Deformable Voxel Grids for Shape Comparisons

TL;DR

This paper introduces Deformable Voxel Grids (DVGs), a novel shape representation that adapts to geometry for improved comparison, deformation, and processing of 3D shapes without extensive learning.

Contribution

The paper proposes DVGs as a new shape embedding that deforms to fit silhouettes, enabling intuitive shape manipulation and efficient shape analysis tasks.

Findings

DVGs outperform regular voxel grids in shape embedding quality.

Shape correspondences and style transfer can be achieved without learning.

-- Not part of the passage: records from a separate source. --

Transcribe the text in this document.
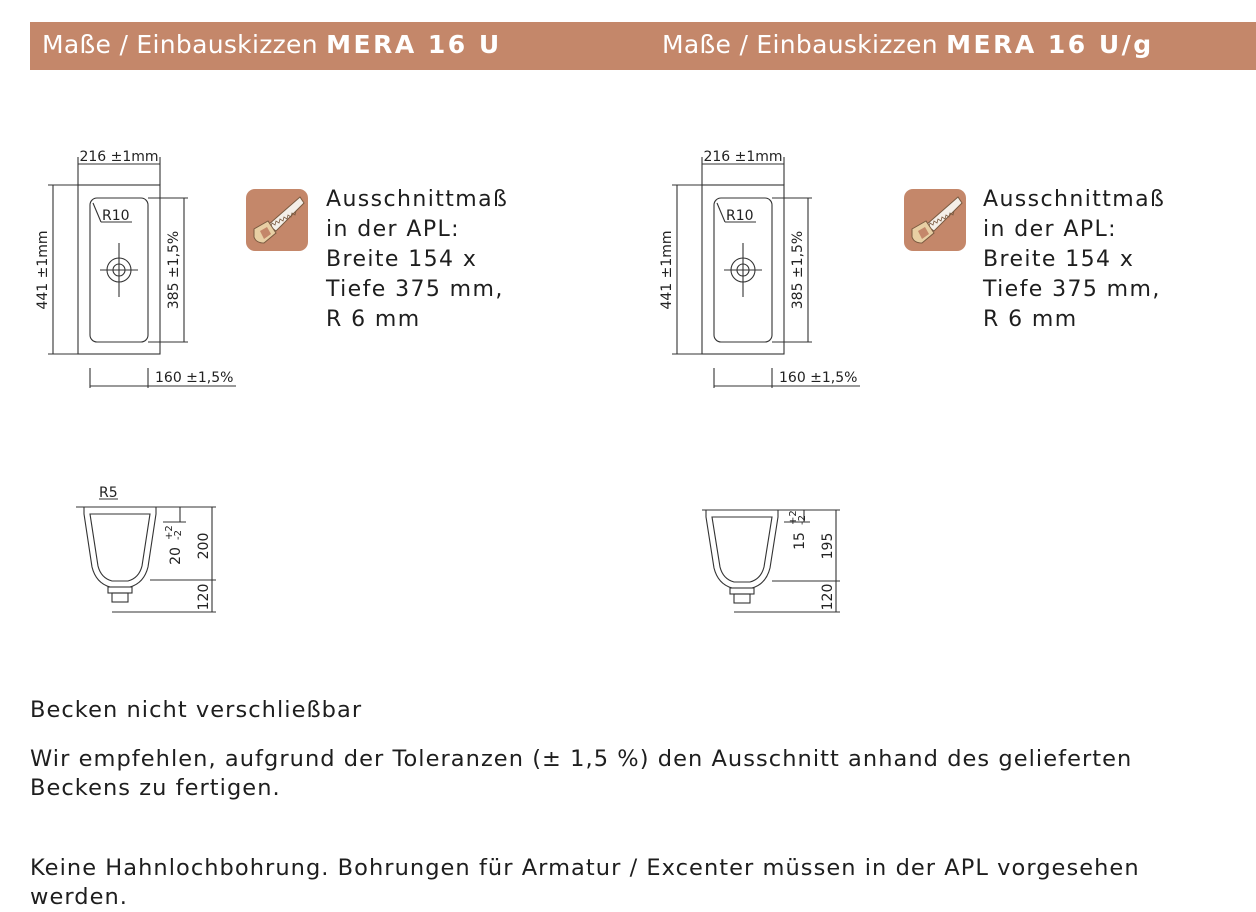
Maße / Einbauskizzen MERA 16 U	Maße / Einbauskizzen MERA 16 U/g
216 ±1mm
441 ±1mm	385 ±1,5%
160 ±1,5%
R10
R5
20
+2
-2 200
120

Ausschnittmaß
in der APL:
Breite 154 x
Tiefe 375 mm,
R 6 mm

216 ±1mm
441 ±1mm	385 ±1,5%
160 ±1,5%
R10
15
+2
-2
195
120

Ausschnittmaß
in der APL:
Breite 154 x
Tiefe 375 mm,
R 6 mm

Becken nicht verschließbar

Wir empfehlen, aufgrund der Toleranzen (± 1,5 %) den Ausschnitt anhand des gelieferten Beckens zu fertigen.

Keine Hahnlochbohrung. Bohrungen für Armatur / Excenter müssen in der APL vorgesehen werden.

PCA on DVGs allows simple shape deformations with few parameters.

Abstract

We present Deformable Voxel Grids (DVGs) for 3D shapes comparison and processing. It consists of a voxel grid which is deformed to approximate the silhouette of a shape, via energy-minimization. By interpreting the DVG as a local coordinates system, it provides a better embedding space than a regular voxel grid, since it is adapted to the geometry of the shape. It also allows to deform the shape by moving the control points of the DVG, in a similar manner to the Free Form Deformation, but with easier interpretability of the control points positions. After proposing a computation scheme of the energies compatible with meshes and pointclouds, we demonstrate the use of DVGs in a variety of applications: correspondences via cubification, style transfer, shape retrieval and PCA deformations. The first two require no learning and can be readily run on any shapes in a matter of minutes on modest hardware. As for the last two, they require to first optimize DVGs on a collection of shapes, which amounts to a pre-processing step. Then, determining PCA coordinates is straightforward and brings a few parameters to deform a shape.